The Wild Life of William Morgan, Yanqui Comandante Turned Cuban Counterrevolutionary
One of the Cuban Revolution’s most colorful characters was William Morgan, a former circus performer from Toledo, Ohio, who became a commander in the rebel forces. But Morgan's final act was his most brazen: he became a counterrevolutionary for the CIA.

William Morgan, a US-born commander in Cuba’s rebel army, later stockpiled weapons for a CIA-backed coup against Fidel Castro’s government. (Lester Cole / CORBIS via Getty Images)
“Cuba shipped a million dollars’ worth of frogs’ legs to the US last year,” William Morgan, an American expat, declared shortly after the 1959 Cuban Revolution. “I’m going to double that.”
Morgan was an adventurous man with glowing blue eyes, blond hair, and a personality that engulfed him in a constant stream of trouble. He was “nomadic, egocentric, impulsive, and utterly irresponsible,” according to the file the CIA later made on him. In a word, he was bored — constantly and profoundly.

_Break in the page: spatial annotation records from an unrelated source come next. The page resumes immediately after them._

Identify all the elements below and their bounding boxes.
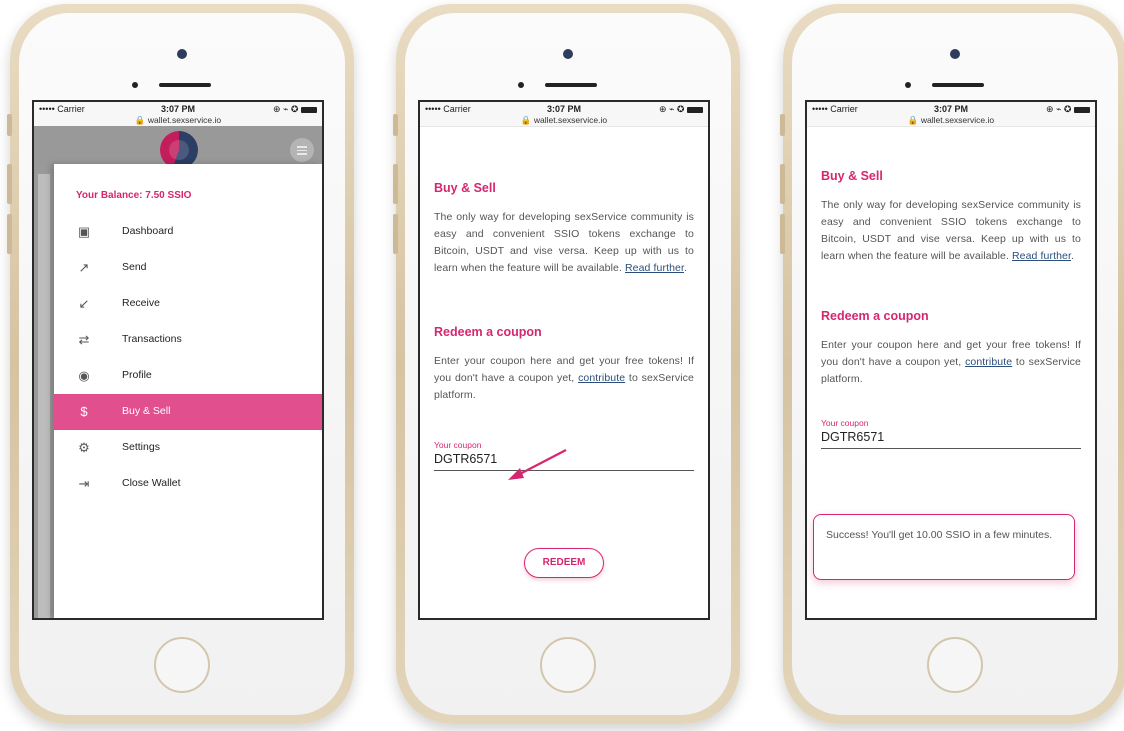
battery-icon: [1074, 106, 1090, 113]
battery-icon: [687, 106, 703, 113]
sensor-dot: [905, 82, 911, 88]
gear-icon: ⚙: [78, 440, 90, 455]
status-icons: ⊕ ⌁ ✪: [659, 104, 703, 115]
screen: ••••• Carrier 3:07 PM ⊕ ⌁ ✪ 🔒 wallet.sex…: [805, 100, 1097, 620]
sensor-dot: [132, 82, 138, 88]
url-bar[interactable]: 🔒 wallet.sexservice.io: [807, 115, 1095, 126]
arrow-down-left-icon: ↙: [78, 296, 90, 311]
volume-down-button: [780, 214, 785, 254]
wallet-icon: ▣: [77, 224, 91, 239]
page-content: Buy & Sell The only way for developing s…: [807, 127, 1095, 449]
hamburger-menu-icon[interactable]: [290, 138, 314, 162]
buy-sell-text: The only way for developing sexService c…: [434, 211, 694, 274]
redeem-text: Enter your coupon here and get your free…: [821, 339, 1081, 385]
status-bar: ••••• Carrier 3:07 PM ⊕ ⌁ ✪ 🔒 wallet.sex…: [807, 102, 1095, 127]
menu-item-transactions[interactable]: ⇄ Transactions: [54, 322, 322, 358]
status-bar: ••••• Carrier 3:07 PM ⊕ ⌁ ✪ 🔒 wallet.sex…: [34, 102, 322, 127]
screen: ••••• Carrier 3:07 PM ⊕ ⌁ ✪ 🔒 wallet.sex…: [418, 100, 710, 620]
coupon-field[interactable]: Your coupon DGTR6571: [821, 418, 1081, 449]
camera: [950, 49, 960, 59]
phone-redeem: ••••• Carrier 3:07 PM ⊕ ⌁ ✪ 🔒 wallet.sex…: [393, 4, 740, 724]
volume-up-button: [393, 164, 398, 204]
speaker: [932, 83, 984, 87]
menu-item-close-wallet[interactable]: ⇥ Close Wallet: [54, 466, 322, 502]
coupon-label: Your coupon: [821, 418, 869, 428]
camera: [563, 49, 573, 59]
redeem-title: Redeem a coupon: [821, 309, 929, 323]
menu-item-dashboard[interactable]: ▣ Dashboard: [54, 214, 322, 250]
side-drawer: Your Balance: 7.50 SSIO ▣ Dashboard ↗ Se…: [54, 164, 322, 618]
volume-up-button: [7, 164, 12, 204]
speaker: [159, 83, 211, 87]
buy-sell-title: Buy & Sell: [434, 181, 496, 195]
coupon-input[interactable]: DGTR6571: [821, 430, 1081, 449]
url-bar[interactable]: 🔒 wallet.sexservice.io: [420, 115, 708, 126]
menu-item-settings[interactable]: ⚙ Settings: [54, 430, 322, 466]
volume-up-button: [780, 164, 785, 204]
arrow-up-right-icon: ↗: [78, 260, 90, 275]
toast-message: Success! You'll get 10.00 SSIO in a few …: [826, 529, 1053, 541]
success-toast: Success! You'll get 10.00 SSIO in a few …: [813, 514, 1075, 580]
contribute-link[interactable]: contribute: [965, 356, 1012, 368]
menu-item-send[interactable]: ↗ Send: [54, 250, 322, 286]
user-circle-icon: ◉: [78, 368, 90, 383]
swap-icon: ⇄: [78, 332, 90, 347]
mute-switch: [393, 114, 398, 136]
screen: ••••• Carrier 3:07 PM ⊕ ⌁ ✪ 🔒 wallet.sex…: [32, 100, 324, 620]
home-button[interactable]: [540, 637, 596, 693]
dollar-icon: $: [80, 404, 88, 419]
mute-switch: [780, 114, 785, 136]
read-further-link[interactable]: Read further: [1012, 250, 1071, 262]
volume-down-button: [393, 214, 398, 254]
arrow-annotation-icon: [508, 449, 567, 480]
menu-item-buy-sell[interactable]: $ Buy & Sell: [54, 394, 322, 430]
sensor-dot: [518, 82, 524, 88]
redeem-text: Enter your coupon here and get your free…: [434, 355, 694, 401]
status-bar: ••••• Carrier 3:07 PM ⊕ ⌁ ✪ 🔒 wallet.sex…: [420, 102, 708, 127]
page-content: Buy & Sell The only way for developing s…: [420, 127, 708, 471]
phone-success: ••••• Carrier 3:07 PM ⊕ ⌁ ✪ 🔒 wallet.sex…: [780, 4, 1124, 724]
volume-down-button: [7, 214, 12, 254]
speaker: [545, 83, 597, 87]
buy-sell-title: Buy & Sell: [821, 169, 883, 183]
status-icons: ⊕ ⌁ ✪: [1046, 104, 1090, 115]
balance-label: Your Balance: 7.50 SSIO: [76, 190, 192, 201]
read-further-link[interactable]: Read further: [625, 262, 684, 274]
redeem-title: Redeem a coupon: [434, 325, 542, 339]
status-icons: ⊕ ⌁ ✪: [273, 104, 317, 115]
contribute-link[interactable]: contribute: [578, 372, 625, 384]
mute-switch: [7, 114, 12, 136]
home-button[interactable]: [154, 637, 210, 693]
phone-menu: ••••• Carrier 3:07 PM ⊕ ⌁ ✪ 🔒 wallet.sex…: [7, 4, 354, 724]
battery-icon: [301, 106, 317, 113]
menu-item-receive[interactable]: ↙ Receive: [54, 286, 322, 322]
url-bar[interactable]: 🔒 wallet.sexservice.io: [34, 115, 322, 126]
buy-sell-text: The only way for developing sexService c…: [821, 199, 1081, 262]
menu-item-profile[interactable]: ◉ Profile: [54, 358, 322, 394]
redeem-button[interactable]: REDEEM: [524, 548, 604, 578]
exit-icon: ⇥: [78, 476, 90, 491]
home-button[interactable]: [927, 637, 983, 693]
camera: [177, 49, 187, 59]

Two years earlier, Morgan had joined the rebels as a twenty-nine-year-old, only to fall out with them after the revolution succeeded. But with Fidel Castro’s new government pushing agrarian reform and eager to fund new enterprises, it got behind Morgan’s plans for a bullfrog hatchery. And then, in yet another twist, Morgan secretly began using the hatchery as a weapons depot for a CIA-backed coup.